Today, Seth Godin talks about being brave with names – if you have something that is really new and unique… If you have something where you really want people to see the uniqueness in it and develop it, don’t be shy about giving a new name to the new thing.

Zaida and I came up with the name Enlivend Design, because it’s so obvious that what she does is more than just “feng shui”. And of course, if you want people to notice you, don’t demonstrate to everyone how you’re like everyone else. It’s nice to have Seth backing me up—that if you have a really new idea, and you’re prepared to back it up, then go for it, and give it a new name.


First post

December 18th, 2006

“From the time I was in college, I made a conscious promise to myself that I was not going to spend my life doing things that I didn’t love doing even if I had to be broke.”

—Garrison Keillor, quoted in Worthwhile Magazine

This quote epitomizes how I feel, but have not always done. I do not know what the new career I am going into is going to look like.
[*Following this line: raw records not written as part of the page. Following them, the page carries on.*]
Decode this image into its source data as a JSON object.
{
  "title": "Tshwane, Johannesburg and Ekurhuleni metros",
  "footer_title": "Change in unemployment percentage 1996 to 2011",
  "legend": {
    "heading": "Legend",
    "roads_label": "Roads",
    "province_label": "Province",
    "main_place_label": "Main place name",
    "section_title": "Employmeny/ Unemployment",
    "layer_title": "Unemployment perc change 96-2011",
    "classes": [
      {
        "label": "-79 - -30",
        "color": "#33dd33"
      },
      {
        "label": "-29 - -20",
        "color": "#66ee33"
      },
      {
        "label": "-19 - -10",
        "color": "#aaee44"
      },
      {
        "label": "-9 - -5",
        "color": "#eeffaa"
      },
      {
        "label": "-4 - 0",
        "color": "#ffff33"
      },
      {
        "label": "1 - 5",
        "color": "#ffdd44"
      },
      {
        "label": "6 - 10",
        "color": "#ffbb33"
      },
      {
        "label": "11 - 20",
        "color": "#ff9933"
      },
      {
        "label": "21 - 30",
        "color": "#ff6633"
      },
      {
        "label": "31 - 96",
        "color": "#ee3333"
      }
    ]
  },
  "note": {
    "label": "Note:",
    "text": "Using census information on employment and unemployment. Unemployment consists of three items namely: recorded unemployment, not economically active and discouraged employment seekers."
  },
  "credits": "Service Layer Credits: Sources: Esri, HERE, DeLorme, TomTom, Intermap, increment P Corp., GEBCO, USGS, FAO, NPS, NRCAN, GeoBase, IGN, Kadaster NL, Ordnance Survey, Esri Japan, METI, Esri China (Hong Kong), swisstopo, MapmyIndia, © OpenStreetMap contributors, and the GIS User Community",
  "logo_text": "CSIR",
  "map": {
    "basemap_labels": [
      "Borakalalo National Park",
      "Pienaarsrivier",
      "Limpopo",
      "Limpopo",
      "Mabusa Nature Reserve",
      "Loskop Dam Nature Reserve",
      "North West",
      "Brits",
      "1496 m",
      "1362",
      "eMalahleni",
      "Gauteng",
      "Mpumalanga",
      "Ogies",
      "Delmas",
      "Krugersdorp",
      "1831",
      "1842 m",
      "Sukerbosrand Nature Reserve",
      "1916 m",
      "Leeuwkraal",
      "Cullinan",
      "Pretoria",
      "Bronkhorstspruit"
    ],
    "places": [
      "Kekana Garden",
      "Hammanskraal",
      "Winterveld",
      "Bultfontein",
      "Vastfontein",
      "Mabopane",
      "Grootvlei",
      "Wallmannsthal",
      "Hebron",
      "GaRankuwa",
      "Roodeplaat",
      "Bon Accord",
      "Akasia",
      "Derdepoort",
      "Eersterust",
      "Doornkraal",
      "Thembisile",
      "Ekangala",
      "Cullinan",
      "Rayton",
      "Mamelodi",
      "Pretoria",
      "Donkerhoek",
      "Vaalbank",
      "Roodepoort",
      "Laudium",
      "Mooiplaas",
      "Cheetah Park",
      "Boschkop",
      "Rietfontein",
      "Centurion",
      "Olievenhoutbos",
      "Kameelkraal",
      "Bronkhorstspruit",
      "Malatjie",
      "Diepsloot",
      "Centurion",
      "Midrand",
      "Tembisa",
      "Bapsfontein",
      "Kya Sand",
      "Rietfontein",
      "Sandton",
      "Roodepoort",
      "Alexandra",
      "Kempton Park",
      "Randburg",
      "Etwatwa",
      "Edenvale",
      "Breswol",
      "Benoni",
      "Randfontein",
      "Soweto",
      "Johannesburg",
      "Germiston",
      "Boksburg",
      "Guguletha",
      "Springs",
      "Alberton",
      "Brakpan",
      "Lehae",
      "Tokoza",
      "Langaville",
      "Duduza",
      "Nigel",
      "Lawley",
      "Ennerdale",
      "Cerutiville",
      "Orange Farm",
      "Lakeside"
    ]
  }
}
But, the more I connect with my passion, the more I just deciding to go for it and do it anyway. Maybe I am becoming a “marketing consultant for small businesses”. Maybe I am becoming a “producer”. Maybe it will look like something else, around empowering people to feed their spark and honor their purpose in life.

We often want to hide behind a patina of professionalism. But I realilzed that I am not pretending to anyone that I already know how to do what I am doing; I am just doing it.

I can feel the tremor in my body as I write this—the fear of being really stupid; or really boring; or really selfish. Oh! Those are all the things that have kept me from moving forward into what I loved and really wanted to do all my life. —Interesting!